La influencia de la pandemia en el trabajo, la sanidad o la justicia

Hospital.
Hospital Clinic de Barcelona.

Mucho se ha escrito sobre los efectos secundarios que deja el coronavirus en quienes lo han sufrido. Pero no voy a escribir de esto, porque mi ignorancia médica es proverbial. Más me interesa la influencia en aspectos centrales de la convivencia humana, que exigirían un giro copernicano, para superar las gravísimas consecuencias de ese otro virus inmaterial, que lleva a la visión meramente económica de las relaciones personales. El covid-19 plantea un cambio de rumbo radical en la civilización moderna, para no acabar de transformar al homo sapiens en homo oeconomicus, dominado en gran medida por la cultura del bróker, que busca máximo rendimiento en el plazo más corto posible. 

El ser humano se resiste a ser tratado como un número, ni siquiera para organizar sistemas informáticos que puedan rastrear contagios y contribuyan a evitar la difusión de la pandemia. Muchos no están dispuestos a pagar ese precio, aun a costa de contraer una enfermedad que sigue siendo letal, quizá menos ya, por la edad inferior de quienes se contagian. 

El reciente debate –en Italia, Francia o España- sobre las bajas parentales en relación con la atención a hijos que puedan haber contraído la enfermedad, muestra una alarmante inversión de criterios éticos esenciales. Lo sabíamos ante la lentitud de encontrar soluciones para armonizar las exigencias familiares con las derivadas del trabajo, que solían centrarse en la maternidad, no en la unidad de la pareja como tal. Hoy, la atención a hijos enfermos requiere un tratamiento jurídico y social que anteponga la relación humana al rendimiento económico –aunque se quejen los solteros de Silicon Valley-, por grave que pueda ser la situación de empresas e instituciones. Al cabo, la pandemia impone elegir prioridades. 

Tampoco el ser humano puede ser tratado como mero número en la atención sanitaria.
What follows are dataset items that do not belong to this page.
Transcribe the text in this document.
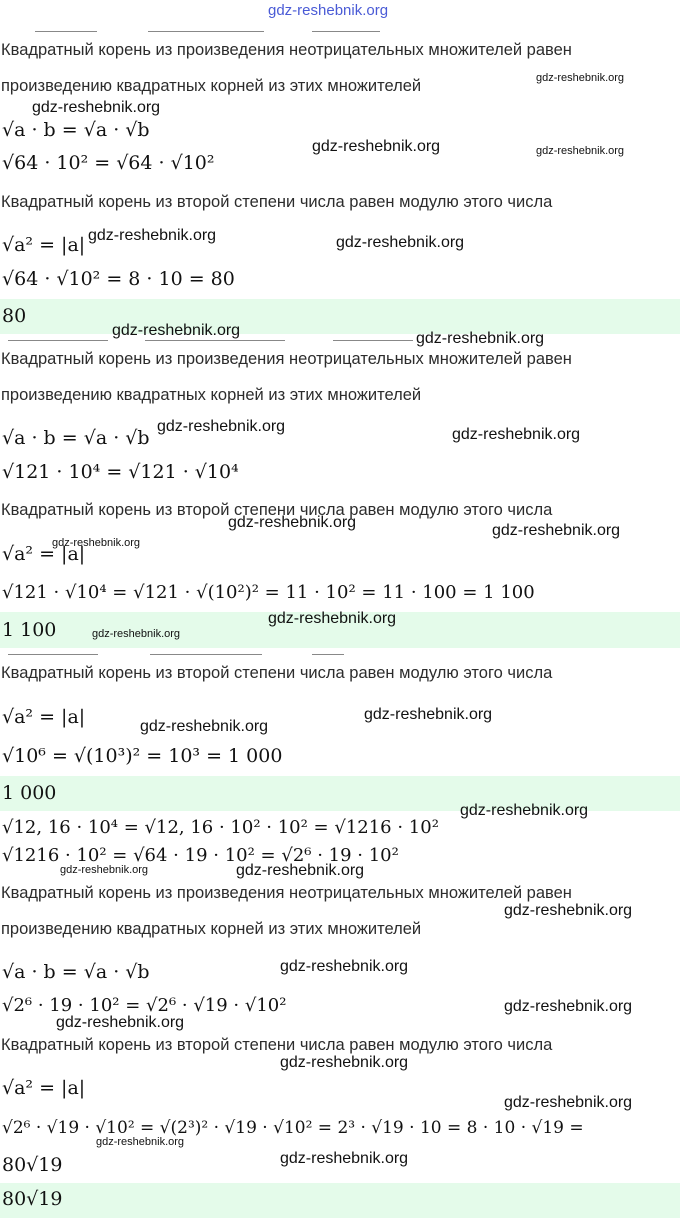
gdz-reshebnik.org
Квадратный корень из произведения неотрицательных множителей равен
произведению квадратных корней из этих множителей	gdz-reshebnik.org
gdz-reshebnik.org
√a · b = √a · √b
√64 · 10² = √64 · √10²
gdz-reshebnik.org	gdz-reshebnik.org
Квадратный корень из второй степени числа равен модулю этого числа
√a² = |a| gdz-reshebnik.org	gdz-reshebnik.org
√64 · √10² = 8 · 10 = 80
80
gdz-reshebnik.org	gdz-reshebnik.org
Квадратный корень из произведения неотрицательных множителей равен
произведению квадратных корней из этих множителей
√a · b = √a · √b
gdz-reshebnik.org	gdz-reshebnik.org
√121 · 10⁴ = √121 · √10⁴
Квадратный корень из второй степени числа равен модулю этого числа
gdz-reshebnik.org	gdz-reshebnik.org
√a² = |a|
gdz-reshebnik.org
√121 · √10⁴ = √121 · √(10²)² = 11 · 10² = 11 · 100 = 1 100
1 100	gdz-reshebnik.org
gdz-reshebnik.org
Квадратный корень из второй степени числа равен модулю этого числа
√a² = |a|	gdz-reshebnik.org
gdz-reshebnik.org
√10⁶ = √(10³)² = 10³ = 1 000
1 000
√12, 16 · 10⁴ = √12, 16 · 10² · 10² = √1216 · 10²
gdz-reshebnik.org
√1216 · 10² = √64 · 19 · 10² = √2⁶ · 19 · 10²
gdz-reshebnik.org	gdz-reshebnik.org
Квадратный корень из произведения неотрицательных множителей равен
gdz-reshebnik.org
произведению квадратных корней из этих множителей
√a · b = √a · √b	gdz-reshebnik.org
√2⁶ · 19 · 10² = √2⁶ · √19 · √10²	gdz-reshebnik.org
gdz-reshebnik.org
Квадратный корень из второй степени числа равен модулю этого числа
gdz-reshebnik.org
√a² = |a|
gdz-reshebnik.org
√2⁶ · √19 · √10² = √(2³)² · √19 · √10² = 2³ · √19 · 10 = 8 · 10 · √19 =
gdz-reshebnik.org
80√19	gdz-reshebnik.org
80√19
El pasado mes de agosto he acudido a un ambulatorio más veces que en los últimos diez años, por una cuestión de escasa entidad vital, pero que exigía curas para evitar males mayores: un absceso en la espalda. Dejo constancia aquí del agradecimiento a mis cuidadoras. Sólo cuando quisieron una comprobación facultativa del hospital de referencia, advertí el nivel de burocratización de la sanidad. Lo comenté, medio en serio medio en broma, al cirujano que me atendió –amable y eficazmente-: “veo que los médicos escribís más que los periodistas”... Pensé, pero no añadí, que podrían aprender mecanografía, pues dan ganas de ofrecerse a teclear lo que dictan, para ganar tiempo todos... Pero me vino a decir que, efectivamente, esa tarea moderadamente necesaria les impide muchas veces dedicar más minutos a la efectiva atención de los pacientes

Las tareas laborales relacionadas con el cuidado de los demás no pueden controlarse de un modo estándar, taylorizado, en intento de conseguir una eficacia que, al cabo, puede reducir personal facultativo, pero aumenta el número de trabajadores en gestión y administración. Con el riesgo de una desmotivación de los más diligentes. Y de negar atención a pacientes –por ejemplo, razón de edad-, cuya curación no es “rentable”.
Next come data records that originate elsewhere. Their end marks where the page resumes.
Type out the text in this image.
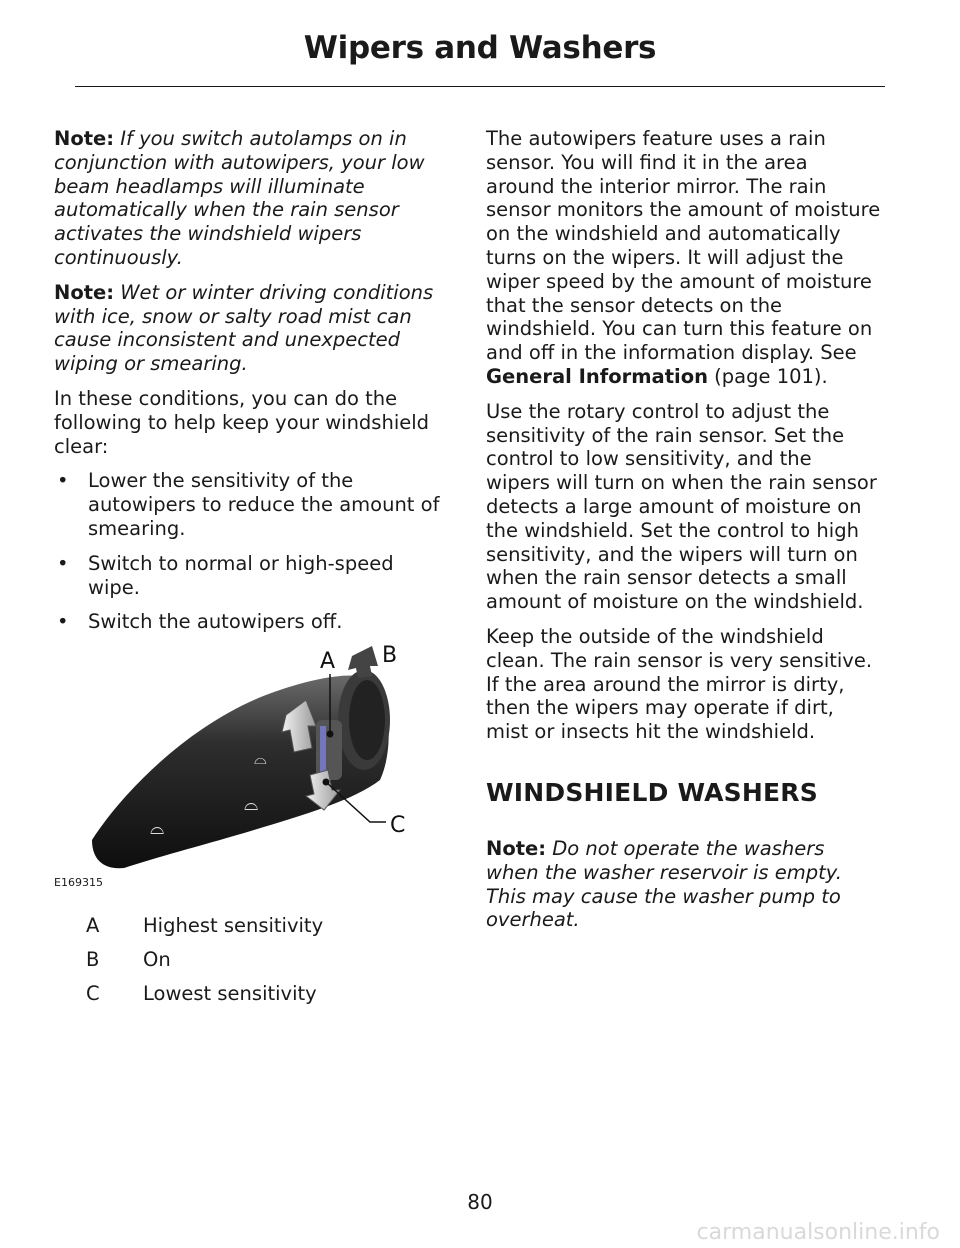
Wipers and Washers

Note: If you switch autolamps on in conjunction with autowipers, your low beam headlamps will illuminate automatically when the rain sensor activates the windshield wipers continuously.

Note: Wet or winter driving conditions with ice, snow or salty road mist can cause inconsistent and unexpected wiping or smearing.

In these conditions, you can do the following to help keep your windshield clear:

• Lower the sensitivity of the autowipers to reduce the amount of smearing.
• Switch to normal or high-speed wipe.
• Switch the autowipers off.
⌓
⌓
⌓
A B
C
E169315
A	Highest sensitivity
B	On
C	Lowest sensitivity

The autowipers feature uses a rain sensor. You will find it in the area around the interior mirror. The rain sensor monitors the amount of moisture on the windshield and automatically turns on the wipers. It will adjust the wiper speed by the amount of moisture that the sensor detects on the windshield. You can turn this feature on and off in the information display. See General Information (page 101).

Use the rotary control to adjust the sensitivity of the rain sensor. Set the control to low sensitivity, and the wipers will turn on when the rain sensor detects a large amount of moisture on the windshield. Set the control to high sensitivity, and the wipers will turn on when the rain sensor detects a small amount of moisture on the windshield.

Keep the outside of the windshield clean. The rain sensor is very sensitive. If the area around the mirror is dirty, then the wipers may operate if dirt, mist or insects hit the windshield.

WINDSHIELD WASHERS

Note: Do not operate the washers when the washer reservoir is empty. This may cause the washer pump to overheat.

80
carmanualsonline.info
Algo semejante sucede en la administración de justicia. No entro en los problemas de España, probablemente agudizados por decretos promulgados sin discusión parlamentaria al amparo del estado de alarma. Tampoco en los de Francia, a los que me referí recientemente a propósito de una de sus grandes asignaturas pendientes: la contradicción de conceder estatuto de “magistrado” a fiscales que dependen del ministerio de Justicia. 
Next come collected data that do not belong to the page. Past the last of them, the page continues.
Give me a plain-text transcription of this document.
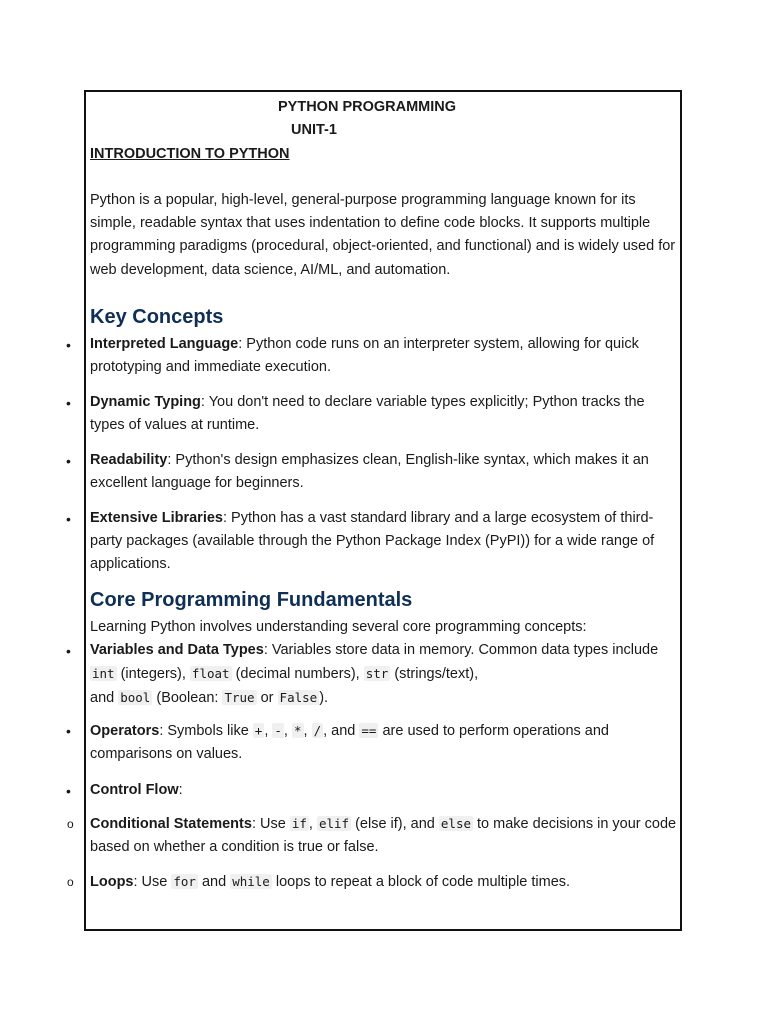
PYTHON PROGRAMMING
UNIT-1
INTRODUCTION TO PYTHON
Python is a popular, high-level, general-purpose programming language known for its simple, readable syntax that uses indentation to define code blocks. It supports multiple programming paradigms (procedural, object-oriented, and functional) and is widely used for web development, data science, AI/ML, and automation.
Key Concepts
• Interpreted Language: Python code runs on an interpreter system, allowing for quick prototyping and immediate execution.
• Dynamic Typing: You don't need to declare variable types explicitly; Python tracks the types of values at runtime.
• Readability: Python's design emphasizes clean, English-like syntax, which makes it an excellent language for beginners.
• Extensive Libraries: Python has a vast standard library and a large ecosystem of third-party packages (available through the Python Package Index (PyPI)) for a wide range of applications.
Core Programming Fundamentals
Learning Python involves understanding several core programming concepts:
• Variables and Data Types: Variables store data in memory. Common data types include int (integers), float (decimal numbers), str (strings/text),
and bool (Boolean: True or False ).
• Operators: Symbols like + , - , * , / , and == are used to perform operations and comparisons on values.
• Control Flow:
o Conditional Statements: Use if , elif (else if), and else to make decisions in your code based on whether a condition is true or false.
o Loops: Use for and while loops to repeat a block of code multiple times.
Me refiero a la creciente tendencia a uniformar las causas judiciales a través del uso de técnicas informáticas y del aprovechamiento de los big data, aun sin llegar a una justicia predictiva. Se parte de la base de que el crecimiento económico aumenta la conflictividad social y, por tanto, el número de litigios. La conclusión no es reforzar el número y formación de los jueces, sino aligerar los procedimientos: prevalece la exigencia de eficacia y rentabilidad en la prestación de un “servicio público”, antes que la búsqueda de la justicia, que da a cada uno lo suyo. De ahí el fortalecimiento de los “funcionarios” de la oficina judicial, en detrimento del papel clásico de los jueces. 

Pero, como escribían un médico y una magistrada en Le Monde, a finales de agosto, no se pueden tratar como una mercancía ni la sanidad ni la justicia: un principio esencial, si se quiere acertar en las reformas de los hospitales públicos o de la organización judicial.